Si è conclusa, il 26 giugno, la mostra al San Domenico dedicata a Piero della Francesca e già si progetta la nuova mostra che farà parlare di sé, dai primi mesi del prossimo anno alla fine di giugno. Seguendo la prassi e la tradizione, poco prima della chiusura della mostra sono state tirate le somme ed i bilanci sulla mostra di Piero, che si è rivelata molto interessante e gradita ad un cospicuo numero di visitatori. Hanno illustrato, in maniera analitica ed esaustiva, il bilancio della mostra, il Presidente della Fondazione Carisp, l’Assessore Comunale in rappresentanza del Sindaco ed i responsabili della Società di servizi Civita che gestisce le mostre al San Domenico.

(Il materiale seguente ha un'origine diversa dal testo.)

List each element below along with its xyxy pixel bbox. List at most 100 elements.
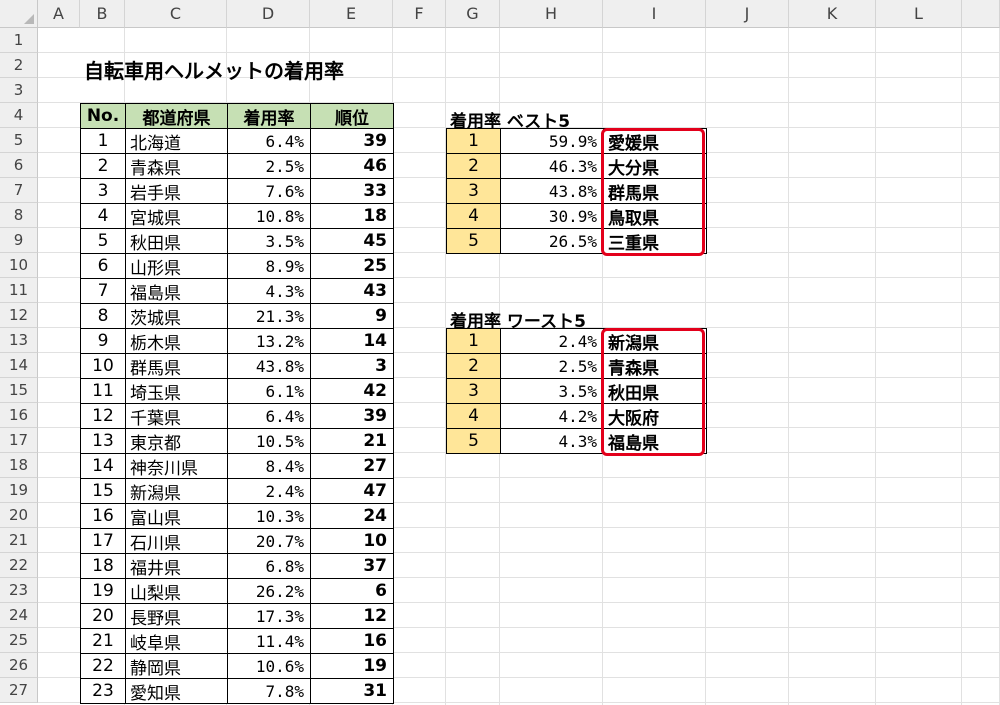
row-header-25[interactable]: 25 [0,628,38,653]
main-rate-cell[interactable]: 6.4% [227,403,311,429]
main-rank-cell[interactable]: 25 [310,253,394,279]
column-header-c[interactable]: C [125,0,227,28]
main-prefecture-cell[interactable]: 福島県 [125,278,228,304]
best5-rate-cell[interactable]: 43.8% [500,178,604,204]
main-rank-cell[interactable]: 6 [310,578,394,604]
main-no-cell[interactable]: 5 [80,228,126,254]
main-no-cell[interactable]: 20 [80,603,126,629]
main-no-cell[interactable]: 13 [80,428,126,454]
main-rank-cell[interactable]: 37 [310,553,394,579]
worst5-rank-cell[interactable]: 1 [446,328,501,354]
column-header-i[interactable]: I [603,0,706,28]
best5-rate-cell[interactable]: 46.3% [500,153,604,179]
main-rank-cell[interactable]: 14 [310,328,394,354]
main-rank-cell[interactable]: 9 [310,303,394,329]
main-no-cell[interactable]: 17 [80,528,126,554]
main-prefecture-cell[interactable]: 茨城県 [125,303,228,329]
column-header-g[interactable]: G [446,0,500,28]
main-no-cell[interactable]: 22 [80,653,126,679]
main-rate-cell[interactable]: 11.4% [227,628,311,654]
main-rank-cell[interactable]: 12 [310,603,394,629]
row-header-10[interactable]: 10 [0,253,38,278]
main-prefecture-cell[interactable]: 秋田県 [125,228,228,254]
worst5-rank-cell[interactable]: 4 [446,403,501,429]
row-header-1[interactable]: 1 [0,28,38,53]
main-rate-cell[interactable]: 2.5% [227,153,311,179]
main-no-cell[interactable]: 11 [80,378,126,404]
row-header-23[interactable]: 23 [0,578,38,603]
main-no-cell[interactable]: 14 [80,453,126,479]
main-prefecture-cell[interactable]: 岐阜県 [125,628,228,654]
main-prefecture-cell[interactable]: 山形県 [125,253,228,279]
row-header-14[interactable]: 14 [0,353,38,378]
row-header-3[interactable]: 3 [0,78,38,103]
column-header-j[interactable]: J [706,0,789,28]
main-prefecture-cell[interactable]: 石川県 [125,528,228,554]
worst5-rate-cell[interactable]: 2.4% [500,328,604,354]
main-rank-cell[interactable]: 16 [310,628,394,654]
column-header-k[interactable]: K [789,0,876,28]
main-rank-cell[interactable]: 19 [310,653,394,679]
sheet-title[interactable]: 自転車用ヘルメットの着用率 [84,55,344,84]
row-header-12[interactable]: 12 [0,303,38,328]
main-rate-cell[interactable]: 10.8% [227,203,311,229]
main-no-cell[interactable]: 18 [80,553,126,579]
main-rank-cell[interactable]: 33 [310,178,394,204]
row-header-7[interactable]: 7 [0,178,38,203]
main-rate-cell[interactable]: 10.6% [227,653,311,679]
column-header-d[interactable]: D [227,0,310,28]
main-no-cell[interactable]: 12 [80,403,126,429]
main-prefecture-cell[interactable]: 宮城県 [125,203,228,229]
main-no-cell[interactable]: 6 [80,253,126,279]
row-header-20[interactable]: 20 [0,503,38,528]
main-prefecture-cell[interactable]: 千葉県 [125,403,228,429]
main-header-3[interactable]: 順位 [310,103,394,129]
best5-rank-cell[interactable]: 3 [446,178,501,204]
main-rank-cell[interactable]: 39 [310,128,394,154]
best5-rate-cell[interactable]: 30.9% [500,203,604,229]
worst5-rank-cell[interactable]: 3 [446,378,501,404]
row-header-4[interactable]: 4 [0,103,38,128]
main-no-cell[interactable]: 19 [80,578,126,604]
main-no-cell[interactable]: 10 [80,353,126,379]
main-rate-cell[interactable]: 7.8% [227,678,311,704]
main-prefecture-cell[interactable]: 青森県 [125,153,228,179]
main-prefecture-cell[interactable]: 栃木県 [125,328,228,354]
main-rank-cell[interactable]: 10 [310,528,394,554]
worst5-rate-cell[interactable]: 3.5% [500,378,604,404]
row-header-18[interactable]: 18 [0,453,38,478]
row-header-24[interactable]: 24 [0,603,38,628]
main-rate-cell[interactable]: 10.5% [227,428,311,454]
best5-rank-cell[interactable]: 1 [446,128,501,154]
main-no-cell[interactable]: 23 [80,678,126,704]
row-header-22[interactable]: 22 [0,553,38,578]
main-no-cell[interactable]: 2 [80,153,126,179]
main-rate-cell[interactable]: 21.3% [227,303,311,329]
main-rank-cell[interactable]: 47 [310,478,394,504]
main-prefecture-cell[interactable]: 愛知県 [125,678,228,704]
main-prefecture-cell[interactable]: 神奈川県 [125,453,228,479]
main-header-2[interactable]: 着用率 [227,103,311,129]
main-rate-cell[interactable]: 6.4% [227,128,311,154]
best5-rate-cell[interactable]: 59.9% [500,128,604,154]
main-rank-cell[interactable]: 3 [310,353,394,379]
main-rate-cell[interactable]: 4.3% [227,278,311,304]
row-header-16[interactable]: 16 [0,403,38,428]
main-rank-cell[interactable]: 46 [310,153,394,179]
worst5-rate-cell[interactable]: 4.3% [500,428,604,454]
worst5-rank-cell[interactable]: 2 [446,353,501,379]
column-header-f[interactable]: F [393,0,446,28]
main-rate-cell[interactable]: 13.2% [227,328,311,354]
main-rate-cell[interactable]: 8.9% [227,253,311,279]
column-header-a[interactable]: A [38,0,80,28]
main-rank-cell[interactable]: 21 [310,428,394,454]
main-no-cell[interactable]: 21 [80,628,126,654]
main-no-cell[interactable]: 7 [80,278,126,304]
row-header-13[interactable]: 13 [0,328,38,353]
worst5-rank-cell[interactable]: 5 [446,428,501,454]
main-no-cell[interactable]: 3 [80,178,126,204]
main-rank-cell[interactable]: 42 [310,378,394,404]
column-header-m[interactable] [962,0,1000,28]
column-header-b[interactable]: B [80,0,125,28]
row-header-17[interactable]: 17 [0,428,38,453]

Non vi annoierò comunque con una lunga serie di dati e notizie, di scarso interesse per gran parte del pubblico. Quello che mi ha interessato maggiormente è stata invece la relazione di Gianfranco Brunelli, il responsabile della ricerca e del reperimento delle opere che saranno esposte, dai primi mesi del prossimo anno, nella nuova mostra al San Domenico. Il dottor Brunelli, come sanno tutti quelli che hanno seguito l’organizzazione delle mostre precedenti, è il classico Cireneo che, tutti gli anni, si carica della croce e si assume l’onere di cercare, pazientemente e sapientemente, le opere necessarie per l’allestimento della mostra successiva. Non mancheranno naturalmente i collaboratori e, prevalentemente, le pazienti collaboratrici che lo affiancheranno in questa difficile ricerca, ma, come noto, ogni museo, collezione privata o privati stessi, considerano le proprie opere preziosissime ed incedibili, o perché veramente tali, o per ottenere più alti compensi od altri particolari favori.

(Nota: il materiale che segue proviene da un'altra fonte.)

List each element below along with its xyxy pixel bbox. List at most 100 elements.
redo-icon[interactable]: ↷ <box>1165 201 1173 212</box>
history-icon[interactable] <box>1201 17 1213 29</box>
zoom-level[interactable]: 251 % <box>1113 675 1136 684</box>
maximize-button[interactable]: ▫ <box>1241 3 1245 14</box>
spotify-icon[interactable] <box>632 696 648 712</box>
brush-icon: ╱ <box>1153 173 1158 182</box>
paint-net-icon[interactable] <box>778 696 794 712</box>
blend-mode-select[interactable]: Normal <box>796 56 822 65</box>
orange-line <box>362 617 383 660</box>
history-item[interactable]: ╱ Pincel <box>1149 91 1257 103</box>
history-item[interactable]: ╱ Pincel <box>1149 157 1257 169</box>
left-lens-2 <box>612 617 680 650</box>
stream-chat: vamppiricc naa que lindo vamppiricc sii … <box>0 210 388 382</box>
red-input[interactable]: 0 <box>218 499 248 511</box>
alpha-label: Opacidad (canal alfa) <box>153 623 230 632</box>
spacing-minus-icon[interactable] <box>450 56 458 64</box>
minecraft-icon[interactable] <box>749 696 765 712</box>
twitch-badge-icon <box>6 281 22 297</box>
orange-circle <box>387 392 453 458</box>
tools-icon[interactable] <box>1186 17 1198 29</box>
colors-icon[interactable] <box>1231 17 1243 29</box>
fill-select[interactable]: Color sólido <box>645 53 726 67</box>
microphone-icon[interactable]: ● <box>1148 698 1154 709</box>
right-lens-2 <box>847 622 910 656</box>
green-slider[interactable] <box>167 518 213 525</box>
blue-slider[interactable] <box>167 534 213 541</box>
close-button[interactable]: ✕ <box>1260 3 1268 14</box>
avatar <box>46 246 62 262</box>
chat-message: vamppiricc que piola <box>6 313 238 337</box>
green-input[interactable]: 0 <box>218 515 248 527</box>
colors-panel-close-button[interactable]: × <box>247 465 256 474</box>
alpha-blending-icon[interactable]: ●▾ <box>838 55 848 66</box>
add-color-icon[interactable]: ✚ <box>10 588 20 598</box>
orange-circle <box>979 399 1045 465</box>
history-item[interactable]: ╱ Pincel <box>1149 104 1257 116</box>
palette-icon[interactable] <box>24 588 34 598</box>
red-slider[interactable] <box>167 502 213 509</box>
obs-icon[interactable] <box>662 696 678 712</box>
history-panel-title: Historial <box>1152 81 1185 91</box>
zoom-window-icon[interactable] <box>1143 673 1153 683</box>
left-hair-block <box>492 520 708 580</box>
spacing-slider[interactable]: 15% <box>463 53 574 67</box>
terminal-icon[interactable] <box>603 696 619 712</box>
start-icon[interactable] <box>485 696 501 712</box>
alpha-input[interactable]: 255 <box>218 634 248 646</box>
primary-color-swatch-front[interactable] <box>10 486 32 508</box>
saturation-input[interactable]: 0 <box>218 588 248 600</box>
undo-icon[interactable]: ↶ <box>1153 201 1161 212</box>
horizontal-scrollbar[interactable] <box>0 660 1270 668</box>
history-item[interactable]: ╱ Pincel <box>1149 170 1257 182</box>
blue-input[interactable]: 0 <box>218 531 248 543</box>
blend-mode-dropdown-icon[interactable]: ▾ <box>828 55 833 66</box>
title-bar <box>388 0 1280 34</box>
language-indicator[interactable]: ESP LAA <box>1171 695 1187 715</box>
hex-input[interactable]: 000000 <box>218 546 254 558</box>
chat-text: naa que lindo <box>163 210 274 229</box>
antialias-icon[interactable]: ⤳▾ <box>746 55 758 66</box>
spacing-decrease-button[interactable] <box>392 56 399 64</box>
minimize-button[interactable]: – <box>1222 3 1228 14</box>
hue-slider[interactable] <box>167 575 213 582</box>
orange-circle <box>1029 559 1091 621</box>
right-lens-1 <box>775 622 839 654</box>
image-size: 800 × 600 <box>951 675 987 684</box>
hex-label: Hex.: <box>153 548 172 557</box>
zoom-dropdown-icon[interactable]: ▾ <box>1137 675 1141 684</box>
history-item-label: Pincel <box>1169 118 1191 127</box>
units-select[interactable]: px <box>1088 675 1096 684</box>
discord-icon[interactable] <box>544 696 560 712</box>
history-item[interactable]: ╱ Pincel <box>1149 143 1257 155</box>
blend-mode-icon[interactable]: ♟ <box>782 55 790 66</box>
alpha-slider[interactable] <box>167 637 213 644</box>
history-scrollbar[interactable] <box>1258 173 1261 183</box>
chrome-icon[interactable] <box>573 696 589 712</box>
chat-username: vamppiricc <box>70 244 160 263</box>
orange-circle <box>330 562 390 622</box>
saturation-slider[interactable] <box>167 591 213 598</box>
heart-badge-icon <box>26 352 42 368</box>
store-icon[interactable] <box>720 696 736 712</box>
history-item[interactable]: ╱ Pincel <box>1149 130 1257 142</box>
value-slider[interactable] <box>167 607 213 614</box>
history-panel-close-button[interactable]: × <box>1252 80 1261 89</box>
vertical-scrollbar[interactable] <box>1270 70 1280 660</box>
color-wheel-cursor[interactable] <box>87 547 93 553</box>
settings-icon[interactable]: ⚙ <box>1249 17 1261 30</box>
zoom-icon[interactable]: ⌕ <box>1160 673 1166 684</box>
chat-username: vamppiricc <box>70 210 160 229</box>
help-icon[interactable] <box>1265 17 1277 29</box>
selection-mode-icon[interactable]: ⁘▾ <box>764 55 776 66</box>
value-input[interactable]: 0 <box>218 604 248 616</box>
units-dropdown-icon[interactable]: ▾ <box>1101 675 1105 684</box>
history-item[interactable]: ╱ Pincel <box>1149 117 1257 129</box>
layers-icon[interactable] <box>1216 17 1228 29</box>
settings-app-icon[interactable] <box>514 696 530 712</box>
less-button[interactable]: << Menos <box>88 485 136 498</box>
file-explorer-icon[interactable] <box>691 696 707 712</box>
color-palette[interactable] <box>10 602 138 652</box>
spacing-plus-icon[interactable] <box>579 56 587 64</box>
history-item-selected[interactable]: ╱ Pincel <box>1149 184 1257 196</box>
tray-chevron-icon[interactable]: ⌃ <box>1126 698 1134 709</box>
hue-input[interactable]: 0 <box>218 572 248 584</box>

Molti ormai si chiederanno cosa aspetto ad indicare l’argomento della prossima mostra, interesse pienamente legittimo. Sciogliamo quindi l’arcano e, benché il titolo della nuova mostra non sia ancora definitivo, è già noto che l’argomento di tale mostra sarà l’Art déco, il movimento artistico successivo al Liberty (già trattato in una mostra precedente) che si è sviluppato fra le due guerre, ed in particolare nel terzo e quarto decennio del 20º secolo, ed ha tratto il suo nome dall’Esposizione Internazionale sulle Arti Decorative ed Industriali tenutasi a Parigi nel 1925. Il titolo completo della mostra parigina era: “Exposition Internationale des Arts Décoratifs et Industriels Modernes” da cui è stato ricavato il nucleo centrale, estremamente breve: Art déco, facile da ricordare ma diffusosi, in particolare, a partire dagli anni ‘60.
Il Liberty era stato uno stile fluido, elegante ricco di volute che si intrecciavano con forme floreali e popolate da piccoli animali che si rincorrevano negli eleganti cancelli in ferro battuto, molto spesso asimmetrici, e nei preziosissimi gioielli, anche questi spesso asimmetrici, fantasiosi ed animati ed arricchiti essi stessi da eleganti e preziose libellule dalle ali leggere o da altri fantasiosi animaletti, riccamente colorati, ed impreziositi da perle e pietre preziose. L’Art déco è tutt’altra cosa, le forme sono prevalentemente geometriche, simmetriche, spesso ripetitive, con figure a zig-zag, a scacchi e motivi a “V” che ricordano i raggi solari.
I materiali utilizzati sono spesso l’acciaio inossidabile, l’alluminio, il legno intarsiato o laccato e la pelle di squalo o di zebra. Troviamo anche forme aerodinamiche e a volte sfacciatamente opulente, come reazione forse alla crisi economica causata dalla prima guerra mondiale. Gli anni di massimo splendore di questo movimento sono gli anni ’20 e ‘30. Spesso l’Art déco viene considerata come un’alternativa al Modernismo ed al Razionalismo italiano in architettura, anche se non sempre è così.
Gio Ponti legherà in parte il suo nome a questo grande movimento così come non si potrà non attingere al ricco patrimonio del Museo Internazionale della Ceramica di Faenza per l’allestimento della futura grande mostra sull’Art déco. Tale stile continua comunque a trionfare nella Parigi che gli ha dato i natali e vediamo anche grandi artisti come Picasso, Braque e Matisse mostrare interesse per queste nuove esperienze formali.
Con l’approssimarsi dei venti di guerra le luci della ribalta si spengono e l’austerità portata dalla guerra darà il colpo di grazia a questo stile legato alla moda, alle signore eleganti e slanciate fasciate in abiti lussuosi arricchiti dai gioielli di Cartier.
L’Art déco continuerà a vivere, per alcuni anni, negli Stati uniti d’America dove il Chrysler building di New York, con la sua originale guglia, si erge a simbolo di tale movimento.